Menu

AS Klaim Peretas China Menyusup ke Sistem Air, Kereta Api dan Pesawat Selama 5 Tahun

Amastya 10 Feb 2024, 11:16
Gambar representasi kejahatan dunia maya /net
Gambar representasi kejahatan dunia maya /net

RIAU24.COM - Dalam sebuah pernyataan bersama, badan-badan intelijen Amerika dan sekutu pada hari Rabu (7 Februari) mengatakan bahwa sekelompok peretas China yang maju telah membidik infrastruktur penting AS, yang tetap aktif selama setengah dekade.

Pengawas cyber AS CISA, Administrasi Keamanan Transportasi, FBI dan Badan Keamanan Nasional AS mengatakan bahwa kelompok itu disebut Volt Typhoon.

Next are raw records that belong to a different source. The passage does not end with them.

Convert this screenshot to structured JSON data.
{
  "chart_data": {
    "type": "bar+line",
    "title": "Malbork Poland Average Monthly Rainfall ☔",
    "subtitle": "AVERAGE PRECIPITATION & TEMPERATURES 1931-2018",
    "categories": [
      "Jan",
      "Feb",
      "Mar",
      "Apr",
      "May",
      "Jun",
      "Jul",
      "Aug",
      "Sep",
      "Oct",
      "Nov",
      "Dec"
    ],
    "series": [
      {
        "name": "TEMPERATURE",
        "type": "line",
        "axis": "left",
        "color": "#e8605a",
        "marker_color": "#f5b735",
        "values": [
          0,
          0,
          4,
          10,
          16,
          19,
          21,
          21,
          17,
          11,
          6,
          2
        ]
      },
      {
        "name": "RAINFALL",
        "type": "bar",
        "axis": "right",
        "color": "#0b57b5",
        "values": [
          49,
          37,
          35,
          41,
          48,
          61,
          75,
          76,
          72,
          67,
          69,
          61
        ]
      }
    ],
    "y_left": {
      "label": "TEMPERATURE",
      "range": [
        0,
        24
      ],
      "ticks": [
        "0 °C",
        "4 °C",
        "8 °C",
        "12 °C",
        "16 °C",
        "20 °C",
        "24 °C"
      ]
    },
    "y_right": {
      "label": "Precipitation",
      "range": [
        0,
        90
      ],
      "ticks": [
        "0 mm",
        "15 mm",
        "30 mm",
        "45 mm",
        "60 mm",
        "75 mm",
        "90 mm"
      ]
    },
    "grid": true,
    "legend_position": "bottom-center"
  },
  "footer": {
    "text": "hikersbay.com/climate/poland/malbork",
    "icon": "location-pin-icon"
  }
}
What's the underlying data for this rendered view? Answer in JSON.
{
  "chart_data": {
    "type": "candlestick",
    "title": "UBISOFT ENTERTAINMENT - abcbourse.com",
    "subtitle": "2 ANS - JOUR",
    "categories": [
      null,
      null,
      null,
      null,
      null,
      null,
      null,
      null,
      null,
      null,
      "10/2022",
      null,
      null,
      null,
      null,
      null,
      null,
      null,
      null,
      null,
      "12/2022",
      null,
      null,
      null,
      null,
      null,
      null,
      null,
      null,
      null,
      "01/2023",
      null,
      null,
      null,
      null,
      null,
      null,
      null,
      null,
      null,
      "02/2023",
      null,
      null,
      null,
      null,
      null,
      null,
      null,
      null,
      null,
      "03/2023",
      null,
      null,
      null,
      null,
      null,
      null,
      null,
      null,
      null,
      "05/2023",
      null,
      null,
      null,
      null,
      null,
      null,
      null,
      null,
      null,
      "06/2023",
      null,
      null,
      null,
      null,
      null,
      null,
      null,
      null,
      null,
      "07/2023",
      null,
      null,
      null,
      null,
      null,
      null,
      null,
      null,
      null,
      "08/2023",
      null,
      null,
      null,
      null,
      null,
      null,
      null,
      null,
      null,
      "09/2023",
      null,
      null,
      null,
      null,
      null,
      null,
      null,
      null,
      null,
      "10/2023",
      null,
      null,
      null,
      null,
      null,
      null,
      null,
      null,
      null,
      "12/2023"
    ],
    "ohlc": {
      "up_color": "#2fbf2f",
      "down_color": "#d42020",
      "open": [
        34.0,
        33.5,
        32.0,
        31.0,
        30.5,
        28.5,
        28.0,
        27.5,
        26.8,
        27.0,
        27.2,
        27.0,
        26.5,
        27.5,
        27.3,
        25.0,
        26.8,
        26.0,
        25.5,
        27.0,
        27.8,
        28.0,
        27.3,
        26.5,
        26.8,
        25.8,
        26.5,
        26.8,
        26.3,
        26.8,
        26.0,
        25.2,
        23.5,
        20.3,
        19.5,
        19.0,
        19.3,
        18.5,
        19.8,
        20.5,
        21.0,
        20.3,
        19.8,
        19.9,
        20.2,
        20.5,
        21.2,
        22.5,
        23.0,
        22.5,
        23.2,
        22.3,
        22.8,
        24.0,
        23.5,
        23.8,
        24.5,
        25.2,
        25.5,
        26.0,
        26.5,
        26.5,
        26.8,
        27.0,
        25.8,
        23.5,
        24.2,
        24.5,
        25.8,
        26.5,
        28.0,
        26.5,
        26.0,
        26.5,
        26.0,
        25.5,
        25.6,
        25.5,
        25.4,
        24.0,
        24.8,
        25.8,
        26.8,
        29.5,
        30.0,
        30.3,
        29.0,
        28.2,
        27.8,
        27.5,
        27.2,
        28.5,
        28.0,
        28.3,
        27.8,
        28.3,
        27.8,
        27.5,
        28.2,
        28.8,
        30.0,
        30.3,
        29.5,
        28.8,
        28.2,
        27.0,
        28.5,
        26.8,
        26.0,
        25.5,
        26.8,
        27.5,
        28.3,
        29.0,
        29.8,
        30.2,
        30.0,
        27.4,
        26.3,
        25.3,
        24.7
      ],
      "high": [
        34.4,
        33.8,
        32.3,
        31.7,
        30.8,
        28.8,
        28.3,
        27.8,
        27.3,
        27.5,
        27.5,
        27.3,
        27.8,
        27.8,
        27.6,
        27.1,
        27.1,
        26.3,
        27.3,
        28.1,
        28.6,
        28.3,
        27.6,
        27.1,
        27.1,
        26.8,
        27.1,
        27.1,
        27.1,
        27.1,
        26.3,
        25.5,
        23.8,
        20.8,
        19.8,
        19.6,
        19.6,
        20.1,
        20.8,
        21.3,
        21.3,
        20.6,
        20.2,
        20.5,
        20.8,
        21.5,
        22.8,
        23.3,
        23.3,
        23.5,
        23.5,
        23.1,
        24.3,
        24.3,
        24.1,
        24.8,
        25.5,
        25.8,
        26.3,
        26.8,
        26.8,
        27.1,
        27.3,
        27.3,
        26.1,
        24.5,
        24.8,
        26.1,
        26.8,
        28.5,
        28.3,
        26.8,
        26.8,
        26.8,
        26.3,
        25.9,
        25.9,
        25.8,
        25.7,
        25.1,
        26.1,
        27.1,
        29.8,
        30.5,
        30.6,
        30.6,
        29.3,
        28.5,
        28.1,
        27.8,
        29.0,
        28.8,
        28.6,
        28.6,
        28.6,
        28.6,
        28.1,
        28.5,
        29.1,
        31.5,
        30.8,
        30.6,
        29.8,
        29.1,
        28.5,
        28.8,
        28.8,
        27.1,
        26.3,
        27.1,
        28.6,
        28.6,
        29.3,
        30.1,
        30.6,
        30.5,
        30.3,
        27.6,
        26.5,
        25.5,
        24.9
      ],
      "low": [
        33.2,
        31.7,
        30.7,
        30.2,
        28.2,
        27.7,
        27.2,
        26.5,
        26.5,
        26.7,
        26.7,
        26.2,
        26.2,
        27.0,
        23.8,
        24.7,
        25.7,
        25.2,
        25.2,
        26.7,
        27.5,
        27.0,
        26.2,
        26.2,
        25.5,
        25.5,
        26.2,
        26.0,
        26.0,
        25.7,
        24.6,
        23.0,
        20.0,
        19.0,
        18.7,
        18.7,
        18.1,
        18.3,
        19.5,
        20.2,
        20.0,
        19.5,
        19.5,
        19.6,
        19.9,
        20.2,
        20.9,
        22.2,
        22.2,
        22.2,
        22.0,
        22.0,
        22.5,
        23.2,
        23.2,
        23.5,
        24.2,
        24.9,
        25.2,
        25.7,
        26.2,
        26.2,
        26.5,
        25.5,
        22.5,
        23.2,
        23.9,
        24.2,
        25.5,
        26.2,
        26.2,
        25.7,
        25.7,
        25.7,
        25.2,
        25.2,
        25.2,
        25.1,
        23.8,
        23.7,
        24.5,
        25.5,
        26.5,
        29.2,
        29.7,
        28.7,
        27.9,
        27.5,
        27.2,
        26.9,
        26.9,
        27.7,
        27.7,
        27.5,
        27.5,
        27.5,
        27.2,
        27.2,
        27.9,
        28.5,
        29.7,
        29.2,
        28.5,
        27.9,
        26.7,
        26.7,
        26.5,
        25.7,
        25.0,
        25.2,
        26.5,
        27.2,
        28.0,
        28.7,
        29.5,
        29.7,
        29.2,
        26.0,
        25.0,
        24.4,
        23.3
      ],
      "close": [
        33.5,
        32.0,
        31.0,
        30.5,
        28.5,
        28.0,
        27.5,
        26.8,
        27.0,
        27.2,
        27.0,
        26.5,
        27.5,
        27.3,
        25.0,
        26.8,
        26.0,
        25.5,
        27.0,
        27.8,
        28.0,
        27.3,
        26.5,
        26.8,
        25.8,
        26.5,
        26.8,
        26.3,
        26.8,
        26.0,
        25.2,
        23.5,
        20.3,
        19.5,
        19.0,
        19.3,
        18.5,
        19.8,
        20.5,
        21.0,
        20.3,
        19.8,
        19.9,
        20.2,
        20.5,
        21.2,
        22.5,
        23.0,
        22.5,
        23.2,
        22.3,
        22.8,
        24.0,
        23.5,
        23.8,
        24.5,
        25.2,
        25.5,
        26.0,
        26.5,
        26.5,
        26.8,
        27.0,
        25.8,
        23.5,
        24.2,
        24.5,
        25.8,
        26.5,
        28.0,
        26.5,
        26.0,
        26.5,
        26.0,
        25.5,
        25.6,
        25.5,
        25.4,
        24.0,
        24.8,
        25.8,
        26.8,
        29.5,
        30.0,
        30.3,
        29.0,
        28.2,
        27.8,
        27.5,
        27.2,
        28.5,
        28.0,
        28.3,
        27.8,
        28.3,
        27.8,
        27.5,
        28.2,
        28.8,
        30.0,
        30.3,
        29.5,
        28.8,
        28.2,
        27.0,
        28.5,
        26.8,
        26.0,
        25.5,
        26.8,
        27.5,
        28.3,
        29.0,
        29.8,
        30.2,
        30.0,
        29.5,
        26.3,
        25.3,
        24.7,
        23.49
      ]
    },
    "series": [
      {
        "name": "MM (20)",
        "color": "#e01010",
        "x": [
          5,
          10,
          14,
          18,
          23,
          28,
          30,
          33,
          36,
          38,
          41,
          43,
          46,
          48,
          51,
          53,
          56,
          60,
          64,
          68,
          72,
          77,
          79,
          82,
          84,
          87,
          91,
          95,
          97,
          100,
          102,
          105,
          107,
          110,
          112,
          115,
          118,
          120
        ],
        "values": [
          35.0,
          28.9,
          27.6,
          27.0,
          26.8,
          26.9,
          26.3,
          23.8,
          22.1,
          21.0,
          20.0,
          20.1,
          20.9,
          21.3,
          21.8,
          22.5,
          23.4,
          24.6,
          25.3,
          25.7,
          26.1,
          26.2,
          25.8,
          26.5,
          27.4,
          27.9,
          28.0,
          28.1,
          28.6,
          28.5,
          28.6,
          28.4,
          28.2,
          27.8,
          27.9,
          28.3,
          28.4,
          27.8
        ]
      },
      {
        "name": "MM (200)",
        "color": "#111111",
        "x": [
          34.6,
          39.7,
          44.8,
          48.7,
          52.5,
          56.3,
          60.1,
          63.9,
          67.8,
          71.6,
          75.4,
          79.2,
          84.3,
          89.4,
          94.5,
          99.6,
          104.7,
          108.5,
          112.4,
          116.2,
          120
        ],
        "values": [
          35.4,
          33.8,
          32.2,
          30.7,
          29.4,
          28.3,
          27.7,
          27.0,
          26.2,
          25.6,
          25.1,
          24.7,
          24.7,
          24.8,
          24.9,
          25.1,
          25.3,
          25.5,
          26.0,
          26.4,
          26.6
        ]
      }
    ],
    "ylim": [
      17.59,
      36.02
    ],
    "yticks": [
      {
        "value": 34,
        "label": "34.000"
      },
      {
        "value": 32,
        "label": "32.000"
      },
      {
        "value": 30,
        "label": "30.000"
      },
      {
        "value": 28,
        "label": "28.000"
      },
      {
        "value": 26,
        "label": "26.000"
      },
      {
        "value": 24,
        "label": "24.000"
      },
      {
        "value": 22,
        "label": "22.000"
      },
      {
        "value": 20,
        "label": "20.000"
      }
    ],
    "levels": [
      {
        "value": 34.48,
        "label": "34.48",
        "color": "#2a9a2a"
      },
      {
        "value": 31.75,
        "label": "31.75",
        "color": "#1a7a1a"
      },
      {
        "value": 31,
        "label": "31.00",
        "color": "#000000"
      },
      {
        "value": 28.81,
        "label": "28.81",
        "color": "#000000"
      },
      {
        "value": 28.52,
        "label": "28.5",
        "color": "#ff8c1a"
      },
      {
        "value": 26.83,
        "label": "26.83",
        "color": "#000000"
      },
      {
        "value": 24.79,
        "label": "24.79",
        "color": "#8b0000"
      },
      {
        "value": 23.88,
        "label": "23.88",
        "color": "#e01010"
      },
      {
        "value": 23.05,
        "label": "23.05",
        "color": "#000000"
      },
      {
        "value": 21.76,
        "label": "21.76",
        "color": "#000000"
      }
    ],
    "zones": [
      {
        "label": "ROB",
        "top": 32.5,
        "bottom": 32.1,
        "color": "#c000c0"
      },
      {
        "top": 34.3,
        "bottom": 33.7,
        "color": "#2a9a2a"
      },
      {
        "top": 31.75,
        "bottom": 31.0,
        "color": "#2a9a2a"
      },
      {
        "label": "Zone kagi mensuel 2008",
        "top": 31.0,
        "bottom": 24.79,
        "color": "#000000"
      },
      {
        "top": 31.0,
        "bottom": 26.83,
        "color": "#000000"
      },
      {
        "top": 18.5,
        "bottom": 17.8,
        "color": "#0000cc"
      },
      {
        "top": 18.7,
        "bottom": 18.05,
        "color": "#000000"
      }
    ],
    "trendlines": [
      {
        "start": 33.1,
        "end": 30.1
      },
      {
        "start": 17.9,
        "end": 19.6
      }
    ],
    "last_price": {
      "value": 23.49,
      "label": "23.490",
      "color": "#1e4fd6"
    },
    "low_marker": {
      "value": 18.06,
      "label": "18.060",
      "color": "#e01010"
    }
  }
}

Mereka menambahkan bahwa kelompok itu diam-diam menggali ke dalam jaringan pipa, angkutan massal, jalan raya, penerbangan, kereta api, air dan organisasi limbah.

Tak satu pun dari organisasi telah diidentifikasi dengan nama, namun, pernyataan itu mengatakan bahwa pejabat intelijen AS telah mengamati bahwa para peretas mempertahankan akses dan pijakan dalam beberapa lingkungan IT korban setidaknya selama lima tahun.

Pernyataan itu, yang ditandatangani bersama oleh badan-badan keamanan siber dari berbagai negara, termasuk Selandia Baru, Kanada, Inggris dan Australia, adalah yang terbaru dari serangkaian peringatan yang dikeluarkan mengenai Volt Typhoon dari pejabat AS.

Gedung Putih mengadakan pertemuan dengan industri teknologi swasta

Volt Typhoon adalah kelompok yang telah menarik alarm khusus karena tampaknya diarahkan untuk sabotase dan bukan spionase.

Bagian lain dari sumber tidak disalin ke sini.